CLMay 29

SCOPE: Self-Play via Co-Evolving Policies for Open-Ended Tasks

arXiv:2605.3143396.5
AI Analysis

This work addresses the problem of training language models on open-ended tasks without external supervision, which is a significant challenge for researchers and practitioners in natural language processing.

This paper introduces SCOPE, a data-free self-play framework for training language models on open-ended tasks by co-evolving a task-generating Challenger and a task-answering Solver. SCOPE improves open-ended performance by up to +10.4 points across eight benchmarks and also boosts held-out short-form QA by up to +13.8 points on seven benchmarks, outperforming GRPO_data which uses ~9K curated prompts.

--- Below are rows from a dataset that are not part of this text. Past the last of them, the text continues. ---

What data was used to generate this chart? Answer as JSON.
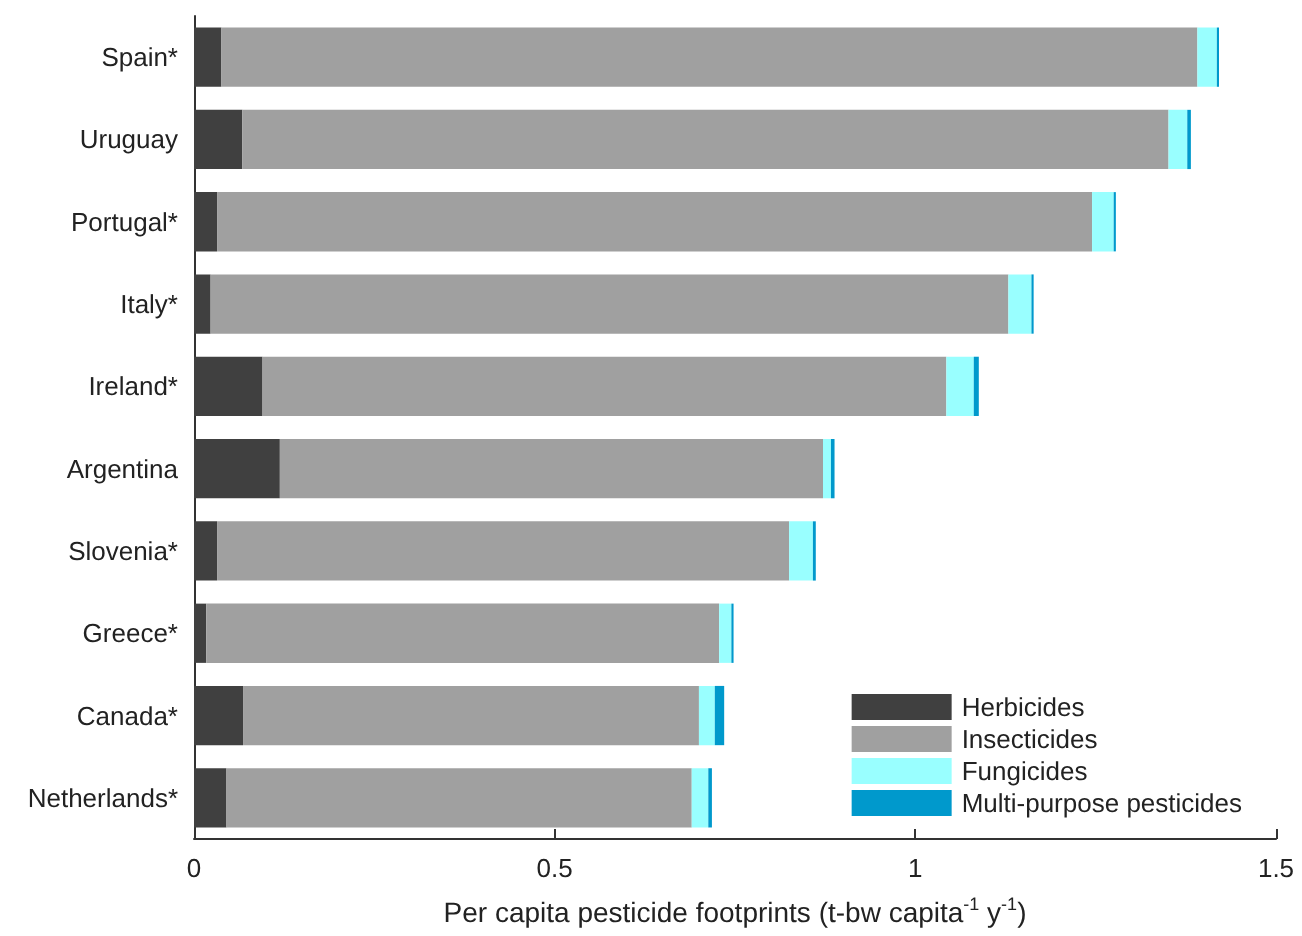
{
  "chart_data": {
    "type": "bar",
    "orientation": "horizontal",
    "stacked": true,
    "xlabel": "Per capita pesticide footprints (t-bw capita$^{-1}$ y$^{-1}$)",
    "categories": [
      "Spain*",
      "Uruguay",
      "Portugal*",
      "Italy*",
      "Ireland*",
      "Argentina",
      "Slovenia*",
      "Greece*",
      "Canada*",
      "Netherlands*"
    ],
    "series": [
      {
        "name": "Herbicides",
        "color": "#404040",
        "values": [
          0.038,
          0.067,
          0.032,
          0.023,
          0.095,
          0.119,
          0.032,
          0.017,
          0.068,
          0.045
        ]
      },
      {
        "name": "Insecticides",
        "color": "#a0a0a0",
        "values": [
          1.353,
          1.284,
          1.213,
          1.106,
          0.948,
          0.753,
          0.793,
          0.711,
          0.632,
          0.645
        ]
      },
      {
        "name": "Fungicides",
        "color": "#99ffff",
        "values": [
          0.027,
          0.026,
          0.03,
          0.032,
          0.038,
          0.011,
          0.033,
          0.017,
          0.022,
          0.023
        ]
      },
      {
        "name": "Multi-purpose pesticides",
        "color": "#0099cc",
        "values": [
          0.003,
          0.005,
          0.003,
          0.003,
          0.007,
          0.005,
          0.004,
          0.003,
          0.013,
          0.005
        ]
      }
    ],
    "xlim": [
      0,
      1.5
    ],
    "xticks": [
      0,
      0.5,
      1,
      1.5
    ],
    "grid": false,
    "legend": "bottom right"
  }
}
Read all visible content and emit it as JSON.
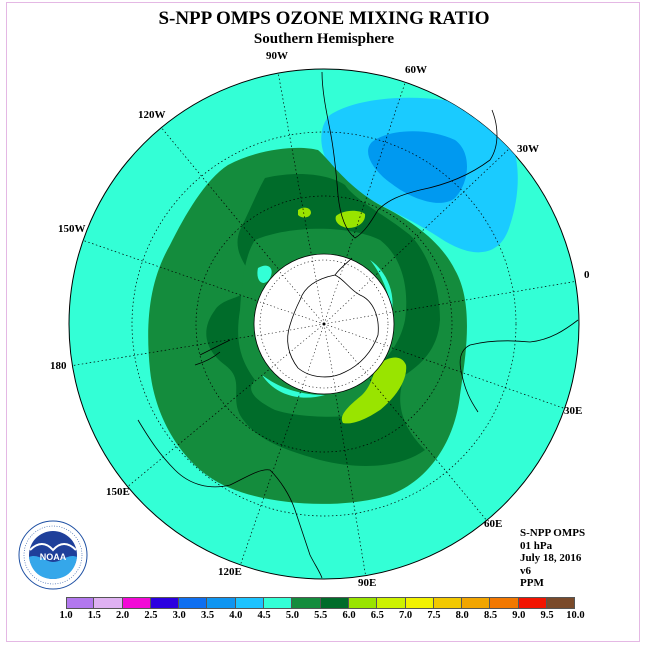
{
  "header": {
    "title": "S-NPP OMPS OZONE MIXING RATIO",
    "subtitle": "Southern Hemisphere"
  },
  "map": {
    "projection": "south-polar-stereographic",
    "longitude_labels": {
      "lon_90w": "90W",
      "lon_60w": "60W",
      "lon_30w": "30W",
      "lon_0": "0",
      "lon_30e": "30E",
      "lon_60e": "60E",
      "lon_90e": "90E",
      "lon_120e": "120E",
      "lon_150e": "150E",
      "lon_180": "180",
      "lon_150w": "150W",
      "lon_120w": "120W"
    },
    "colors": {
      "background_field": "#33ffd6",
      "band_5_0_5_5": "#148c3d",
      "band_5_5_6_0": "#006c2a",
      "band_6_0_6_5": "#99e400",
      "band_4_0_4_5": "#1acbff",
      "band_3_5_4_0": "#0099f0",
      "polar_night_mask": "#ffffff"
    }
  },
  "info_box": {
    "instrument": "S-NPP OMPS",
    "pressure_level": "01 hPa",
    "date": "July 18, 2016",
    "version": "v6",
    "units": "PPM"
  },
  "logo": {
    "acronym": "NOAA",
    "ring_text_top": "NATIONAL OCEANIC AND ATMOSPHERIC ADMINISTRATION",
    "ring_text_bottom": "U.S. DEPARTMENT OF COMMERCE",
    "icon": "noaa-logo-icon"
  },
  "colorbar": {
    "ticks": [
      "1.0",
      "1.5",
      "2.0",
      "2.5",
      "3.0",
      "3.5",
      "4.0",
      "4.5",
      "5.0",
      "5.5",
      "6.0",
      "6.5",
      "7.0",
      "7.5",
      "8.0",
      "8.5",
      "9.0",
      "9.5",
      "10.0"
    ],
    "colors": [
      "#b278ee",
      "#dfb1f2",
      "#f20ad6",
      "#2b00e0",
      "#0f6ff0",
      "#0f95f0",
      "#1cc3ff",
      "#33ffd6",
      "#148c3d",
      "#006c2a",
      "#99e400",
      "#cdf200",
      "#f2f200",
      "#f2c800",
      "#f2a500",
      "#f27800",
      "#f21400",
      "#7a4a2a"
    ]
  }
}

Self-play can train language models without external supervision. However, existing methods require rule-checkable answers, leaving open-ended tasks dependent on curated prompts or frontier-model judges. We introduce SCOPE, a data-free self-play framework for open-ended tasks that co-evolves two policies: a Challenger that generates document-grounded tasks, and a Solver that answers them through multi-turn retrieval. A frozen copy of the initial model serves as the self-judge, which writes task-specific rubrics from the source document and grades Solver responses against them. Across three 7-8B instruction-tuned models (Qwen2.5, Qwen3, OLMo-3), SCOPE improves open-ended performance by up to +10.4 points on eight benchmarks and matches or exceeds GRPO_data trained on ~9K curated prompts. Although trained only on open-ended tasks, SCOPE also improves held-out short-form QA by up to +13.8 points on seven held-out benchmarks, surpassing GRPO_data on all three models. Ablations show that co-evolving the Challenger is necessary to keep tasks near the Solver's frontier, that gains arise from improvements in both retrieval and synthesis with the relative contribution varying by task, and that rubric generation quality is the bottleneck for self-judging.